We went out to dinner at the Sushi Bar they preferred. Todd and I love sushi, so as far as we could tell, we were going to get along just fine. The youngest, Dawson, was in heaven as the hibachi grill was lit up and set into flames. Daylen, the middle child, not so much. Ironically he hid behind his mama as the grill burst into flames. “He’s NOT our fireman,” was his mother’s explanation. Dawson was ready to do it again, and we all settled into our dinners. Every moment, I am learning more and more about this little family. They are so close. We have so little in common. I am worried a bit that Todd may not be comfortable with three youngsters for an entire week. Todd and I are so quiet – we don’t have children, grand children or anyone else in our home on a regular basis. It’s just the two of us.There’s a story there, as well, but just refer to Chapter two and you’ll be able to figure a lot of it out. Yes, we wanted children, and no, we don’t have any. When there are only two people in a household, you tend to take for granted quiet solitude, and we both had a feeling this week was not about quiet solitude. It just wasn’t.

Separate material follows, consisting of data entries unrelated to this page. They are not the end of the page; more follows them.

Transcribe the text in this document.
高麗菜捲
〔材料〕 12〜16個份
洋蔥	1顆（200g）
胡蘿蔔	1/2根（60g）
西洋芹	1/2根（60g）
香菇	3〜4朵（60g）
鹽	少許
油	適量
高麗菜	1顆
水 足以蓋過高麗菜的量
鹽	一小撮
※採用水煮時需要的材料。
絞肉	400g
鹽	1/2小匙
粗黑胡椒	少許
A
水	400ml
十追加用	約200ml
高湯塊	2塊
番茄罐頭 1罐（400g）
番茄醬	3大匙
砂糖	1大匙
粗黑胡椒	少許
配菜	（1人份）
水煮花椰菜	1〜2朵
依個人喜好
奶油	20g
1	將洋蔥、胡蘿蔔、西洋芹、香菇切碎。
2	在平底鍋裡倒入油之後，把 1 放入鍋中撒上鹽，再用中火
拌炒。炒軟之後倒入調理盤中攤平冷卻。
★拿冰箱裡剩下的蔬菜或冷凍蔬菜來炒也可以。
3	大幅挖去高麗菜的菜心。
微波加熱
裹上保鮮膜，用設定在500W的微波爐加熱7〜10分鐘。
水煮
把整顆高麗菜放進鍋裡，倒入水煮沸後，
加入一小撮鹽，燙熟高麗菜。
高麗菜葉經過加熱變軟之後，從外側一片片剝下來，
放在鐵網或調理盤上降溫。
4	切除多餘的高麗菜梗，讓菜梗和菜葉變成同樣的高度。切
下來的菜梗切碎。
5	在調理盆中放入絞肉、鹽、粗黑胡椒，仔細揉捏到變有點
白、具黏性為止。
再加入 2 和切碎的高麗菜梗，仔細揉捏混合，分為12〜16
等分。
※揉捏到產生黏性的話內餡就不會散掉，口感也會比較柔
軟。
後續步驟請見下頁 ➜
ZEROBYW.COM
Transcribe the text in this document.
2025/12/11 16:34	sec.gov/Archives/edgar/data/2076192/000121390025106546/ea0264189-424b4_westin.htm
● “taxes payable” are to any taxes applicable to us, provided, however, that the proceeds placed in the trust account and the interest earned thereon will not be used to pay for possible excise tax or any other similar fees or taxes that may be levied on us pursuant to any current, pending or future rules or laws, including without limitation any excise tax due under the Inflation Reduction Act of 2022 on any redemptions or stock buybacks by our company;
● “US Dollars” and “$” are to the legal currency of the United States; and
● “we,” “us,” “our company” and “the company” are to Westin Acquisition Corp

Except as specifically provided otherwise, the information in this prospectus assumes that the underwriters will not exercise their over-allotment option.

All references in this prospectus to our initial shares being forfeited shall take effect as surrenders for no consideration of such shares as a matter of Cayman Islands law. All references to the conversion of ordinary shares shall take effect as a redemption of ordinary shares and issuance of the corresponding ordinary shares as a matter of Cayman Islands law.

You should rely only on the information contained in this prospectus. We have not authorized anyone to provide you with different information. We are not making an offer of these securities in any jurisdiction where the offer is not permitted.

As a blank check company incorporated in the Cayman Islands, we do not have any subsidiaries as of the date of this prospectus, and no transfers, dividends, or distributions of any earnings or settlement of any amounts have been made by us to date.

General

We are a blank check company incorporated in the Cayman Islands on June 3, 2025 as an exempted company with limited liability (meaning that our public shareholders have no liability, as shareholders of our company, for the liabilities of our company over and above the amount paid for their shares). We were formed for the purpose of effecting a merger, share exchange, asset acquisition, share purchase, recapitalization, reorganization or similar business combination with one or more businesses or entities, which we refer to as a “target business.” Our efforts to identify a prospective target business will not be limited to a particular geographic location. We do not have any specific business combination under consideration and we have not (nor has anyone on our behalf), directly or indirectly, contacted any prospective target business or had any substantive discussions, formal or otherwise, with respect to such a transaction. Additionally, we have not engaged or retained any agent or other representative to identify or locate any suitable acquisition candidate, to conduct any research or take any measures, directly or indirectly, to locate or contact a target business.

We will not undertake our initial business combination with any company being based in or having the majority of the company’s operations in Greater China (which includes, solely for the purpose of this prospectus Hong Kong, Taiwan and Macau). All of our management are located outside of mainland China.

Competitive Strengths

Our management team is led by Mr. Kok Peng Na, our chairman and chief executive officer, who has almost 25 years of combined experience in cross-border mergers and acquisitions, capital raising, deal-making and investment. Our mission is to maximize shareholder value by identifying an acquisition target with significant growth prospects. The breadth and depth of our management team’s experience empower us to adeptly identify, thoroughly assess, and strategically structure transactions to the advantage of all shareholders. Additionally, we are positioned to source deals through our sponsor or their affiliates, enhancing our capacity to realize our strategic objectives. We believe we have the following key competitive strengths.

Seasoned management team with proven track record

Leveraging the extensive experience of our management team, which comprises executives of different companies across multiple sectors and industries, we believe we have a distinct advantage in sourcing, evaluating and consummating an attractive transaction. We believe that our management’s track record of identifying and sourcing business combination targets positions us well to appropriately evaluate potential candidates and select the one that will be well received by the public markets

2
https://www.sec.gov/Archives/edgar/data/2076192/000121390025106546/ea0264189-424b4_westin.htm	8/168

However, what it was was way more natural than we could have ever predicted. Jim, Todd and I went to “work” every day. We had a schedule and we were sticking to it. As much as we were there though, I wanted so much more family time. It made our conversations about our next visit come naturally. Yes, we are coming back. Yes, we want you in our lives. Yes. Yes. Yes. Being home now, I’m able to process this part of the visit a bit better than while we were there, or even when they were here in December. I miss these kids so much!
In one of our conversations before our arrival, Jim admitted to me that he had an ulterior motive for this trip. “We Want you to fall in love with it here and move here.” Seriously? You want me? Isn’t there a better option? Bless your baby heart.
As I said earlier, when you have been through what we have been through as a family, it is very hard to stick to small talk. We spent the entire week planning our futures together. When it was time to leave, Jim had had part of his wish granted: I was in love. And I’ll be honest, I cried halfway through Alabama leaving those kids – all of them – behind. I am definitely in love. But I love home, too. How can someone be this rich?